NJD NJD 1/31/2015 03:58
Blunders are the mainly the result of loss of focus and concentration. After playing for several hours, mental fatigue can set in. That's why, just like a lot of games and sports, getting old make it tough.
daftarche daftarche 1/31/2015 09:40
nice comment, @TMMM.
TMMM TMMM 1/31/2015 02:11
One of the reasons why these statistics may be off (too high) is that once you get to a completely winning or losing position, sometimes you just go for a practical option: what wins easily if you are winning, or try to complicate the position and go for a cheapo if you are losing.

Example: Caruana - Vachier-Lagrave (Tata, R13): 33... Kf7 (-3.7) 34. Rfe1? (-1000) ... 0-1. Caruana probably saw it was completely losing, but thought he'd just go for the best "practical chance;" keep the material, and hope the opponent does not find the right moves. The analysis above would count Caruana's move as a blunder.

Example: Aronian - Ding (Tata, R13): 54... Ke7 (-50) 55. Qc2? (-1000) 55... Qd5? (-53) 0-1. Aronian saw he was completely lost, and just played 55. Qc2 with a chance of some cheapo checks. Ding did not want to take any risks with cheapos and, perhaps in time trouble, simply played the easily winning 55... Qd5 to take away all Aronian's hopes. The analysis above counts both these moves as major blunders.

Example: Carlsen - Radjabov (Tata, R9): 37... Qh6? (+13.7) 36. e5? (+5.9) ... 1-0. Carlsen sees that he's completely winning after 36. e5, and he misses a slightly faster computer win. Again, not really a "blunder," although it would be qualified as a blunder above.

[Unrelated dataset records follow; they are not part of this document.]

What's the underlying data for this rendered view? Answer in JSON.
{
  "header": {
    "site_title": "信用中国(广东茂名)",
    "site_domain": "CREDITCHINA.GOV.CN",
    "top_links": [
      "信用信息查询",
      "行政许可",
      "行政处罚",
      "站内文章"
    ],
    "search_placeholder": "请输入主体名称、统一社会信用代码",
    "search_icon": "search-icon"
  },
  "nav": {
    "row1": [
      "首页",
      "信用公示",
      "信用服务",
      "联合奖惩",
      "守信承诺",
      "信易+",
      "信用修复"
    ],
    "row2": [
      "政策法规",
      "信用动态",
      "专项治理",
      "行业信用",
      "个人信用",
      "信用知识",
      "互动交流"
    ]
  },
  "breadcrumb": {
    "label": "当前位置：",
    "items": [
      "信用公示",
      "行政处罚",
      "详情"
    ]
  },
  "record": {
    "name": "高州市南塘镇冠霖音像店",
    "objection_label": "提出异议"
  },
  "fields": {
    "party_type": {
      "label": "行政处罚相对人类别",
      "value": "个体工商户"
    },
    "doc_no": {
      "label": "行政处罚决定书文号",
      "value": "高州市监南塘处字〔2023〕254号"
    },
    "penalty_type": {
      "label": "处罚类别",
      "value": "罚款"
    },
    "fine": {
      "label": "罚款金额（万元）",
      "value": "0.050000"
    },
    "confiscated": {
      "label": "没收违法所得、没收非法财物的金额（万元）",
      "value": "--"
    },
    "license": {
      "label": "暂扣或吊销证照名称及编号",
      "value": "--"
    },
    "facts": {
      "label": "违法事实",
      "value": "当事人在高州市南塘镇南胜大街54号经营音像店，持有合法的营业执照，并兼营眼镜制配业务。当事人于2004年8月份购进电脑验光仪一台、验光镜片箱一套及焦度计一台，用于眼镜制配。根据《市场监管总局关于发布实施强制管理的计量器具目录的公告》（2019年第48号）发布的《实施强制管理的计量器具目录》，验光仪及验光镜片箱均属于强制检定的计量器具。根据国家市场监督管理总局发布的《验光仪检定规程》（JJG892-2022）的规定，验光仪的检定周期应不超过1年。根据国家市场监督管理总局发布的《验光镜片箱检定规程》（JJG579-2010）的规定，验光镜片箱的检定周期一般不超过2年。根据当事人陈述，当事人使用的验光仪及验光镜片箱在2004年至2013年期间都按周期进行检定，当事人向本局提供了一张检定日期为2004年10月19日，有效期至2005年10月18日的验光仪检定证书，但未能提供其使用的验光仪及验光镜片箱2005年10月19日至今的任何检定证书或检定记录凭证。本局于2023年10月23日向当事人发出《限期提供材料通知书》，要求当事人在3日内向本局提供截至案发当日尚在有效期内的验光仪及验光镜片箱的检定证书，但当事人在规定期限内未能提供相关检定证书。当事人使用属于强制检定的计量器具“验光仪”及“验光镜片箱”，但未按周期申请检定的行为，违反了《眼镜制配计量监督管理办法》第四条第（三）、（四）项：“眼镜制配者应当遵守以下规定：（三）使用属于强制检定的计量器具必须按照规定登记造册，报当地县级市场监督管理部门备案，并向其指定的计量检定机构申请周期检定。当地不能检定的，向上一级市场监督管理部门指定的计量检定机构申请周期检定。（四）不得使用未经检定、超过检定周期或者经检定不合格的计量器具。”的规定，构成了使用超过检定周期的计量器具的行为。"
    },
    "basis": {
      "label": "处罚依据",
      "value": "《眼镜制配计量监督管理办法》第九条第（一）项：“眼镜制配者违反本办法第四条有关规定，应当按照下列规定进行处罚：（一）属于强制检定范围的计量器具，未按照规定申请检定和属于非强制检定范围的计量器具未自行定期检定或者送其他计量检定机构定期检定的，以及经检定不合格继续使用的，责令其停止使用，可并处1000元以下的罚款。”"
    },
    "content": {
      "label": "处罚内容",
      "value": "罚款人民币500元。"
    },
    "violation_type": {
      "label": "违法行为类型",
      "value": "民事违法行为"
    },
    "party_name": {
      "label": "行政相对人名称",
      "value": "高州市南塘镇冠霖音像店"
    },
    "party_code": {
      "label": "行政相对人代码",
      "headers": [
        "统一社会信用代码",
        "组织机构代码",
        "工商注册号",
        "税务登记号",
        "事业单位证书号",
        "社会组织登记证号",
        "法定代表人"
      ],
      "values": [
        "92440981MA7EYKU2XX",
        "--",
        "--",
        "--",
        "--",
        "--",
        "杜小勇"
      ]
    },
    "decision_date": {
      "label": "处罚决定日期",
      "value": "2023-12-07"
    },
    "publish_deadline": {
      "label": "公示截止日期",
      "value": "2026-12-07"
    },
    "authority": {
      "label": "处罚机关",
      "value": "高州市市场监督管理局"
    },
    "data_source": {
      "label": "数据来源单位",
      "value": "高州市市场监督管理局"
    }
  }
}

If you did not take these effects into account in your analysis, then it is no wonder that these numbers may be higher than expected.
dfan dfan 1/31/2015 01:35
MrL2014: I bet some of those "2 pawn blunders" just reduced the evaluation from +7 to +5.
MrL2014 MrL2014 1/31/2015 01:10
You need to check your program for accuracy; 1% blunders means that almost every other game a GM makes a 2 pawn blunder (I am assuming a 50 moves per game, on average). Or, since there are 2 players for each game, each game has a 2 pawn blunder, statistically speaking.
Are you sure that you allowed enough time for analysis? Or is the 2 pawn number you used, 2 pawn indeed or is it 0.2 pawns?
KevinC KevinC 1/31/2015 12:03
Joe Doliner, you lost ALL credibility when you said that you use Crafty. It is nicknamed "Crapty" for a reason. You could have used Stockfish, or even the older free version of Houdini.